I’m a little over weight and he makes comments about my mum who is a lot smaller than me saying she’s put ‘timber’ on. Which just makes me feel uncomfortable too because I’m bigger than her and I don’t know why he feels it’s necessary to make them comments. He’s always making nasty comments about bigger people as well and fat shaming.

I have anxiety so sometimes I worry about things that may not bother others. He calls me a ‘weird freak’ occasionally when I panic about something. Absolutely no support from him at all for anything.

Ive just started feeling like a burden in his presence. He’s negative, goes around tutting at everything. Just feel deflated by it all

OP posts:
Screamingabdabz · 30/10/2023 00:04

What does your mother say about it? Has this only started recently or has he always been like this?

Holymolyfandoly · 30/10/2023 01:32

I'll be honest here and say, he just doesn't sound like a nice person. He should be proud of you, raising a child on your own is a tough job all by itself.

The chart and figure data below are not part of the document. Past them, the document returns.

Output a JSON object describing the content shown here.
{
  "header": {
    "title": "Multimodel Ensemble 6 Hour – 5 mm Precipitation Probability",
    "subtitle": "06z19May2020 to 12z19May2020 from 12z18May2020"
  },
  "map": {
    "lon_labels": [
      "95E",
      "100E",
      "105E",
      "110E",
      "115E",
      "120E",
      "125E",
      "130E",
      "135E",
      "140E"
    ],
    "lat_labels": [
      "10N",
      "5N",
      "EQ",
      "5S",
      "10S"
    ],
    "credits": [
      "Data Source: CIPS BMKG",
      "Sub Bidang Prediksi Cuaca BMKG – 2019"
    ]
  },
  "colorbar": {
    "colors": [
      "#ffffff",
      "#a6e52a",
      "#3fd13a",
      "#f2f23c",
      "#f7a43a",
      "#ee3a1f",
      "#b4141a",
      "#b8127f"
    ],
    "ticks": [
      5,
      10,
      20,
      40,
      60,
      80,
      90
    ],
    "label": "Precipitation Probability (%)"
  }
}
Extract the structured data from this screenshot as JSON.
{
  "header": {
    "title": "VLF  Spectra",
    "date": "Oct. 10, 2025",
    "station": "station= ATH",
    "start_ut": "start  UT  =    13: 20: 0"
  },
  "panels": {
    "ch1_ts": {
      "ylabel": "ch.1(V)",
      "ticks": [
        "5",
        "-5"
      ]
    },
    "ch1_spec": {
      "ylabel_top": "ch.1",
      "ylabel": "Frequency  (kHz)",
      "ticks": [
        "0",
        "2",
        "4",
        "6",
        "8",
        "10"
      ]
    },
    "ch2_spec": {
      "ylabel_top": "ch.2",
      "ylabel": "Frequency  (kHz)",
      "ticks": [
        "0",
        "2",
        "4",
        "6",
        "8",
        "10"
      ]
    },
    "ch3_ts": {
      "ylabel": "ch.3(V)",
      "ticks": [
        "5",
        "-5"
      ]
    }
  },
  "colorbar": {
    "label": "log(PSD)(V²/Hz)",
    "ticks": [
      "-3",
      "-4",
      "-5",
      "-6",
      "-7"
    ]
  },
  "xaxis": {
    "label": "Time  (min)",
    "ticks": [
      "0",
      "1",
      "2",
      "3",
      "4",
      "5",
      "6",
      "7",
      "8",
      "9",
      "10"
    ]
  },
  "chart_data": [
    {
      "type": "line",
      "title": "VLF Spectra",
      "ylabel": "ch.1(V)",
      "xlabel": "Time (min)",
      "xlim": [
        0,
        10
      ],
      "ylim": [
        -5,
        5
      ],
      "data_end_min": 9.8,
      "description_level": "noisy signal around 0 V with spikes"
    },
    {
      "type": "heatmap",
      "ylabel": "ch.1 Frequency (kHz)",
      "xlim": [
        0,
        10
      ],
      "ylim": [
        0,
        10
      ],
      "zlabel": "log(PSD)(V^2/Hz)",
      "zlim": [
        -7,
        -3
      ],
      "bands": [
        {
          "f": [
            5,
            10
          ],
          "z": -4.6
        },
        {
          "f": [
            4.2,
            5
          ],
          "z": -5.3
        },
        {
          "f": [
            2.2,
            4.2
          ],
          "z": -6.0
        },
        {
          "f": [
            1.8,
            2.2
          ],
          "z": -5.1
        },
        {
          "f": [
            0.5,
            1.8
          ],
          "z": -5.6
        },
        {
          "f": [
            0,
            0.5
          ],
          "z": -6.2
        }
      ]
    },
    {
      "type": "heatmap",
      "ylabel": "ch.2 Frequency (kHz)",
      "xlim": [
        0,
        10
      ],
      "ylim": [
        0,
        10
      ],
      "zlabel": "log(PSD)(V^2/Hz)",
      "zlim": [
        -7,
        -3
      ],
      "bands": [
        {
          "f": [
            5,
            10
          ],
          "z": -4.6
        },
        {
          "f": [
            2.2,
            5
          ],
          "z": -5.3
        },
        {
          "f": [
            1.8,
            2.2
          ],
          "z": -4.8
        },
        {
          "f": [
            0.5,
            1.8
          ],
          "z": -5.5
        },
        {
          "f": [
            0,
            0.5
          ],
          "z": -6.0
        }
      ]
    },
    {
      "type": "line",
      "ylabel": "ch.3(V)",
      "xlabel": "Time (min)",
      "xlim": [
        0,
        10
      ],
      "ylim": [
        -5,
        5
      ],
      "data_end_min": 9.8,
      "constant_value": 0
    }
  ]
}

Do you have a good relationship with your mother? If you do, could you just see her, either at your place or in a coffee shop or something? If you don't, and if she doesn't stand up for you when he's nasty to you/ about you, then I'd be reducing the amount of time you spend with your parents. Your DC shouldn't see you or indeed your mum being disrespected.

Unfortunately as I'm well aware, some parents are a bit shitty 💐💐💐

Catsmere · 30/10/2023 01:40

I wouldn't waste time on him, he sounds like a thoroughly unpleasant and sexist man. Can you meet your mum elsewhere, without him?

Lizzieregina · 30/10/2023 01:51

Yes just find a way to visit your mum away from him. No one needs that negativity in their life!

Exception would be if this is new behaviour and could be a medical issue. But if you’re only 24 he’s not likely to be that old.

TypingoftheDead · 04/05/2024 11:29

I’d just meet your mum on your own if possible. I don’t think your dad’s comments about how you live should be taken to heart, he sounds very judgmental and you’re entitled to make your own decisions etc.

Catsmere · 04/05/2024 11:31

@TypingoftheDead it's six months since the last reply, unlikely OP will be back.